Munkres defines the box topology as shown below. I am trying to understand how come an element of basis as defined is even subset of $\prod_{\alpha \in J}X_{\alpha}$. If we get an element of the basis, then it is $\prod_{\alpha \in J} U_{\alpha}$, where $U_{\alpha}$ is open in $X_{\alpha}$. $\prod_{\alpha \in J} U_{\alpha} = \{ f : J \rightarrow \bigcup_{\alpha \in J} U_{\alpha} : f(\alpha) \in U_{\alpha} \}$, which isn't subset of $\prod_{\alpha \in J} X_{\alpha}$ as $\bigcup_{\alpha \in J}U_{\alpha}$ isn't equal to $\bigcup_{\alpha \in J}X_{\alpha}$ in general right ? So, how come it is a subset?

Answer 1

In general, if $A_\alpha\subseteq B_\alpha$, then $\bigcup A_\alpha\subseteq\bigcup B_\alpha$. This is an easy exercise, which I am leaving to you.

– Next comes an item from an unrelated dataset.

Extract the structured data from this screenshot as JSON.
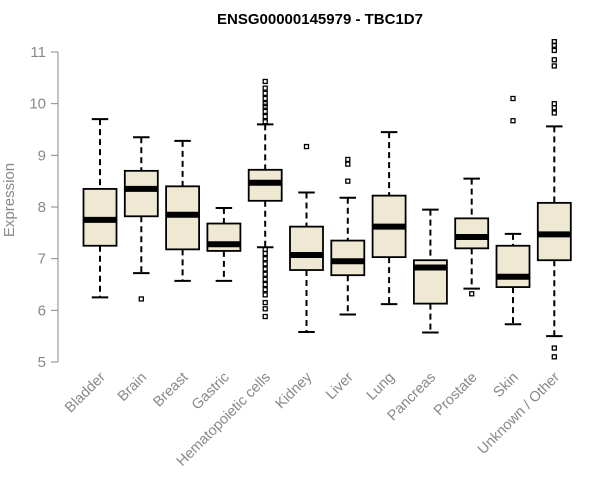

And if $f\colon X\to Y$, and $Y\subseteq W$, then $f$ is also a function from $X$ into $W$. Because functions in this context are sets of ordered pairs, not triplets of domain, codomain and "rule". And even if they are, we can replace $\subseteq$ by some relevant notion to match this definition.

Therefore every function in $\prod U_\alpha$ is in particular a function in $\prod X_\alpha$. So it is indeed a subset of the product.

Answer 2

Suppose that $f\in\prod_{\alpha\in J}U_\alpha$; then $f(\alpha)\in U_\alpha$ for each $\alpha\in J$. And for each $\alpha\in J$ we have $U_\alpha\subseteq X_\alpha$, so $f(\alpha)\in X_\alpha$ for each $\alpha\in J$, which by definition means that $f\in\prod_{\alpha\in J}X_\alpha$.